Burdekin grower Russell Jordan and Herbert River grower Walter Giordani have completed and been audited in the three modules: Soil Health and Plant Nutrition; Pest, Disease and Weed Management; and Drainage and Irrigation management.
Russell Jordan (pictured holding his certificate) says Smartcane BMP means he can show he is caring for the Great Barrier Reef while producing around 30,000 tonnes of quality cane from four irrigated farms at Giru.
“When we cop criticism, we can now put this up as proof we are doing the right thing as an industry,” he said.
And for him, it was definitely worth finding the time around farm work and family to pull together the evidence the process needed – with early mornings proving to be the best time.

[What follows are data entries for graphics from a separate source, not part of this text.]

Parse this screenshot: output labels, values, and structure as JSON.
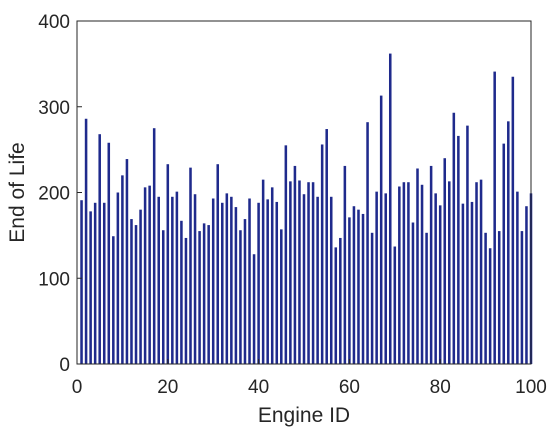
{
  "chart_data": {
    "type": "bar",
    "xlabel": "Engine ID",
    "ylabel": "End of Life",
    "xlim": [
      0,
      100
    ],
    "ylim": [
      0,
      400
    ],
    "x_ticks": [
      0,
      20,
      40,
      60,
      80,
      100
    ],
    "y_ticks": [
      0,
      100,
      200,
      300,
      400
    ],
    "grid": false,
    "bar_color": "#1f2a8c",
    "x": [
      1,
      2,
      3,
      4,
      5,
      6,
      7,
      8,
      9,
      10,
      11,
      12,
      13,
      14,
      15,
      16,
      17,
      18,
      19,
      20,
      21,
      22,
      23,
      24,
      25,
      26,
      27,
      28,
      29,
      30,
      31,
      32,
      33,
      34,
      35,
      36,
      37,
      38,
      39,
      40,
      41,
      42,
      43,
      44,
      45,
      46,
      47,
      48,
      49,
      50,
      51,
      52,
      53,
      54,
      55,
      56,
      57,
      58,
      59,
      60,
      61,
      62,
      63,
      64,
      65,
      66,
      67,
      68,
      69,
      70,
      71,
      72,
      73,
      74,
      75,
      76,
      77,
      78,
      79,
      80,
      81,
      82,
      83,
      84,
      85,
      86,
      87,
      88,
      89,
      90,
      91,
      92,
      93,
      94,
      95,
      96,
      97,
      98,
      99,
      100
    ],
    "values": [
      191,
      286,
      178,
      188,
      268,
      188,
      258,
      149,
      200,
      220,
      239,
      169,
      162,
      180,
      206,
      208,
      275,
      195,
      156,
      233,
      195,
      201,
      167,
      147,
      229,
      198,
      155,
      164,
      162,
      193,
      233,
      188,
      199,
      195,
      183,
      156,
      169,
      193,
      128,
      188,
      215,
      192,
      206,
      189,
      157,
      255,
      213,
      231,
      214,
      198,
      212,
      212,
      195,
      256,
      274,
      195,
      136,
      147,
      231,
      171,
      184,
      180,
      175,
      282,
      153,
      201,
      313,
      199,
      362,
      137,
      207,
      212,
      212,
      165,
      228,
      209,
      153,
      231,
      199,
      185,
      240,
      213,
      293,
      266,
      187,
      278,
      189,
      212,
      215,
      153,
      135,
      341,
      155,
      257,
      283,
      335,
      201,
      155,
      184,
      199
    ]
  }
}
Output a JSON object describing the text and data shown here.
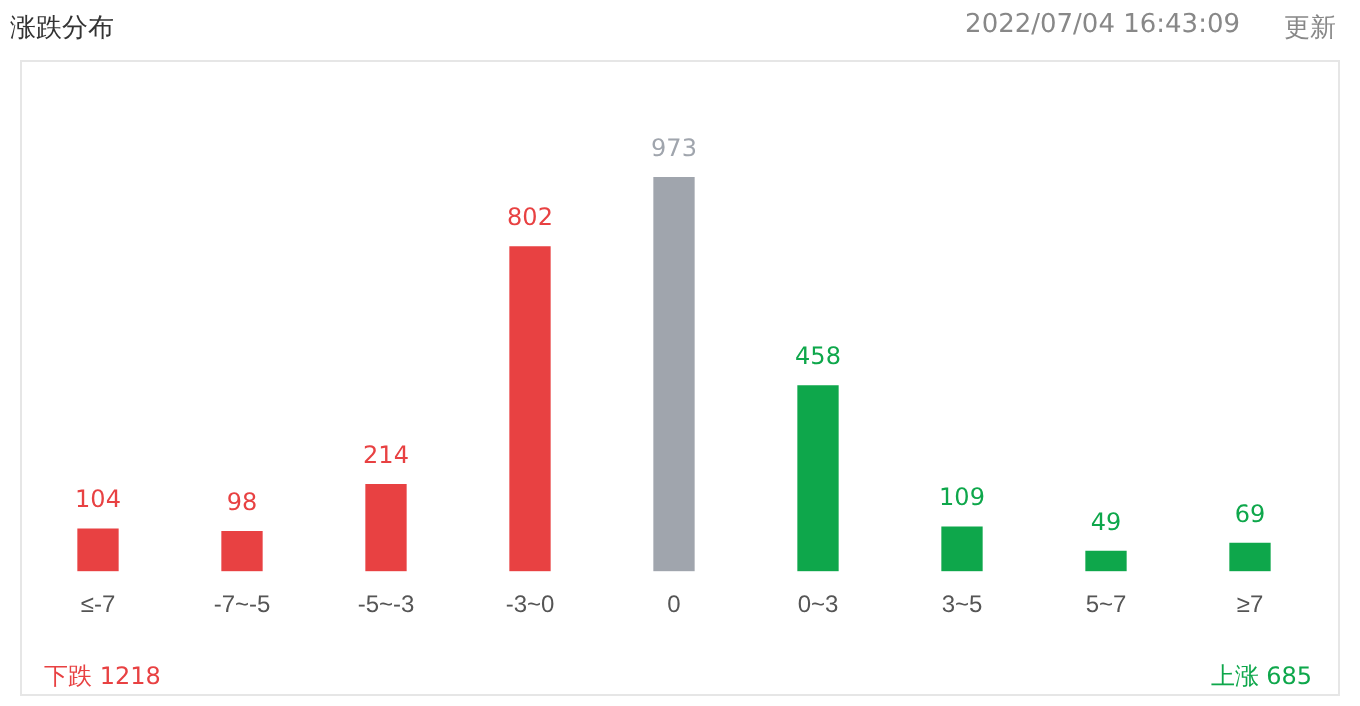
{
  "chart_data": {
    "type": "bar",
    "title": "涨跌分布",
    "subtitle": "2022/07/04 16:43:09",
    "categories": [
      "≤-7",
      "-7~-5",
      "-5~-3",
      "-3~0",
      "0",
      "0~3",
      "3~5",
      "5~7",
      "≥7"
    ],
    "values": [
      104,
      98,
      214,
      802,
      973,
      458,
      109,
      49,
      69
    ],
    "colors": [
      "#e84142",
      "#e84142",
      "#e84142",
      "#e84142",
      "#a0a5ad",
      "#0ea74b",
      "#0ea74b",
      "#0ea74b",
      "#0ea74b"
    ],
    "data_labels": true,
    "grid": false,
    "legend": false,
    "annotations": [
      "下跌 1218",
      "上涨 685",
      "更新"
    ]
  }
}
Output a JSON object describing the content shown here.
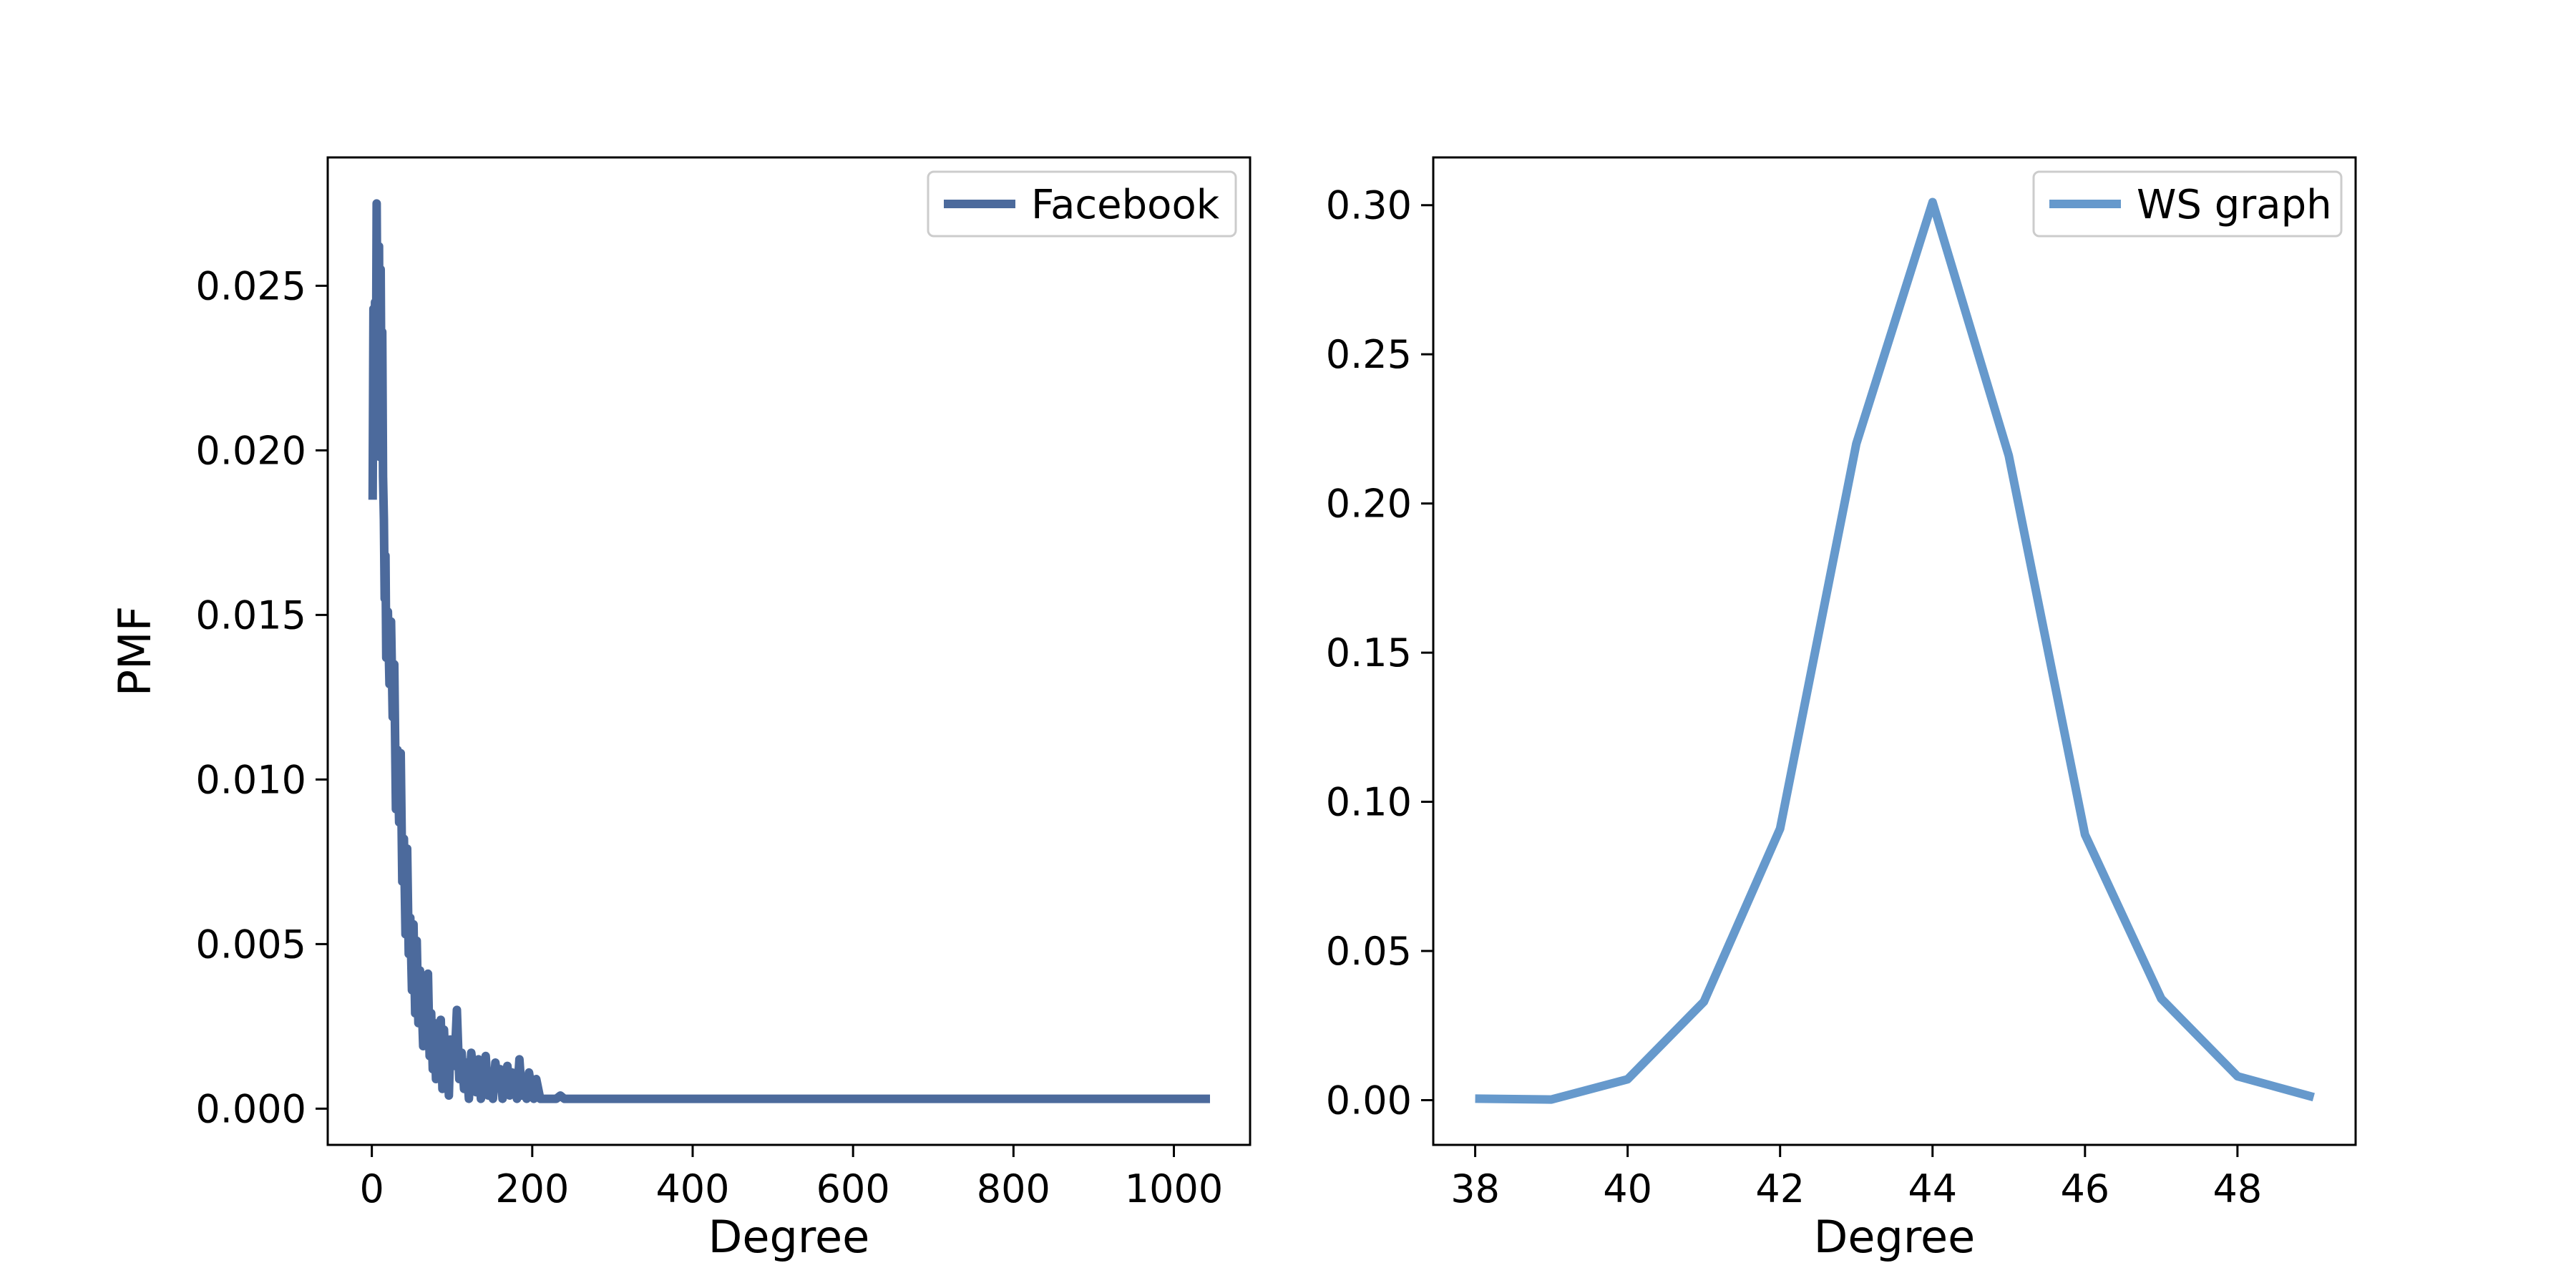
{
  "figure": {
    "background": "#ffffff"
  },
  "chart_data": [
    {
      "type": "line",
      "title": "",
      "xlabel": "Degree",
      "ylabel": "PMF",
      "xlim": [
        -55,
        1095
      ],
      "ylim": [
        -0.0011,
        0.0289
      ],
      "xticks": [
        0,
        200,
        400,
        600,
        800,
        1000
      ],
      "xtick_labels": [
        "0",
        "200",
        "400",
        "600",
        "800",
        "1000"
      ],
      "yticks": [
        0.0,
        0.005,
        0.01,
        0.015,
        0.02,
        0.025
      ],
      "ytick_labels": [
        "0.000",
        "0.005",
        "0.010",
        "0.015",
        "0.020",
        "0.025"
      ],
      "grid": false,
      "legend_position": "top-right",
      "series": [
        {
          "name": "Facebook",
          "color": "#4c6a9c",
          "x": [
            1,
            2,
            3,
            4,
            5,
            6,
            7,
            8,
            9,
            10,
            11,
            12,
            13,
            14,
            15,
            16,
            17,
            18,
            20,
            22,
            24,
            26,
            28,
            30,
            32,
            34,
            36,
            38,
            40,
            42,
            44,
            46,
            48,
            50,
            52,
            54,
            56,
            58,
            60,
            62,
            64,
            66,
            68,
            70,
            72,
            74,
            76,
            78,
            80,
            82,
            84,
            86,
            88,
            90,
            92,
            94,
            96,
            98,
            100,
            103,
            106,
            109,
            112,
            115,
            118,
            121,
            124,
            127,
            130,
            133,
            136,
            139,
            142,
            145,
            148,
            151,
            154,
            157,
            160,
            163,
            166,
            169,
            172,
            175,
            178,
            181,
            184,
            187,
            190,
            193,
            196,
            199,
            202,
            205,
            210,
            215,
            220,
            225,
            230,
            235,
            240,
            260,
            300,
            400,
            500,
            600,
            700,
            800,
            900,
            1000,
            1045
          ],
          "values": [
            0.0185,
            0.0243,
            0.0198,
            0.0245,
            0.0214,
            0.0275,
            0.0232,
            0.0205,
            0.0262,
            0.0198,
            0.0255,
            0.0213,
            0.0236,
            0.0192,
            0.0179,
            0.0155,
            0.0168,
            0.0137,
            0.0151,
            0.0129,
            0.0148,
            0.0119,
            0.0135,
            0.0091,
            0.0109,
            0.0087,
            0.0108,
            0.0069,
            0.0082,
            0.0053,
            0.0079,
            0.0047,
            0.0058,
            0.0036,
            0.0056,
            0.0029,
            0.0051,
            0.0026,
            0.0042,
            0.0034,
            0.0019,
            0.0038,
            0.0022,
            0.0041,
            0.0016,
            0.0029,
            0.0012,
            0.0026,
            0.0009,
            0.0022,
            0.0014,
            0.0027,
            0.0006,
            0.0024,
            0.0011,
            0.0019,
            0.0004,
            0.0021,
            0.0017,
            0.0013,
            0.003,
            0.0009,
            0.0017,
            0.0006,
            0.0014,
            0.0003,
            0.0017,
            0.001,
            0.0005,
            0.0015,
            0.0003,
            0.0012,
            0.0016,
            0.0004,
            0.0011,
            0.0003,
            0.0014,
            0.0008,
            0.0012,
            0.0003,
            0.0009,
            0.0013,
            0.0004,
            0.0011,
            0.0008,
            0.0003,
            0.0015,
            0.0004,
            0.0008,
            0.0003,
            0.0011,
            0.0006,
            0.0003,
            0.0009,
            0.0003,
            0.0003,
            0.0003,
            0.0003,
            0.0003,
            0.0004,
            0.0003,
            0.0003,
            0.0003,
            0.0003,
            0.0003,
            0.0003,
            0.0003,
            0.0003,
            0.0003,
            0.0003,
            0.0003
          ]
        }
      ]
    },
    {
      "type": "line",
      "title": "",
      "xlabel": "Degree",
      "ylabel": "",
      "xlim": [
        37.45,
        49.55
      ],
      "ylim": [
        -0.015,
        0.316
      ],
      "xticks": [
        38,
        40,
        42,
        44,
        46,
        48
      ],
      "xtick_labels": [
        "38",
        "40",
        "42",
        "44",
        "46",
        "48"
      ],
      "yticks": [
        0.0,
        0.05,
        0.1,
        0.15,
        0.2,
        0.25,
        0.3
      ],
      "ytick_labels": [
        "0.00",
        "0.05",
        "0.10",
        "0.15",
        "0.20",
        "0.25",
        "0.30"
      ],
      "grid": false,
      "legend_position": "top-right",
      "series": [
        {
          "name": "WS graph",
          "color": "#6699cc",
          "x": [
            38,
            39,
            40,
            41,
            42,
            43,
            44,
            45,
            46,
            47,
            48,
            49
          ],
          "values": [
            0.0005,
            0.0002,
            0.007,
            0.033,
            0.091,
            0.22,
            0.301,
            0.216,
            0.089,
            0.034,
            0.008,
            0.001
          ]
        }
      ]
    }
  ]
}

“We keep good records of what we do so I just had to sit down in spare moments, a little bit each day,” he said. “I found getting up half an hour earlier with a coffee before the kids woke up worked for me. “And as a Policy Council Member and CANEGROWERS Burdekin director, if we’re telling growers to do it, we should be doing it,” Russell said of his decision to push through and be audited.
“I’m a relatively new grower as it’s only in the past six years that we bought our farms and expanded so I’m keen to adopt and implement any best management practices,” he said.
“We’re already going down the path of controlled traffic and wider row spacings and this has cemented the ideas we’ve had for our business and confirmed the direction we’re heading in.
“We saw a lot of value in doing it,” he said. “It was a team effort with Nadine doing most of the entries into the Smartcane BMP website – she did all the hard work on the computer!”
While Walter and Nadine have been accredited as already meeting industry best practice, they have plans to improve further when budgets and finances allow.
Having now achieved his accreditation in the three key modules, Russell is encouraging everyone who’s registered with Smartcane BMP to continue on to be audited as well.
“It wasn’t too hard really,” he says.“I’d encourage everyone to go and see their local facilitator who’ll put them on the right track with a list of things to do and then just work through it.”
Smartcane BMP Project Manager Mick Quirk says BMP is important for a number of reasons – it can help identify the practices that are most likely to improve efficiency, production and profitability while demonstrating to our communities and overseas customers that our sugar is sustainable, and help Australia maintain a competitive edge.
“Many Queensland growers have registered and done the self-assessment stage, now we are seeing many of them start to move towards seeking accreditation,” he said.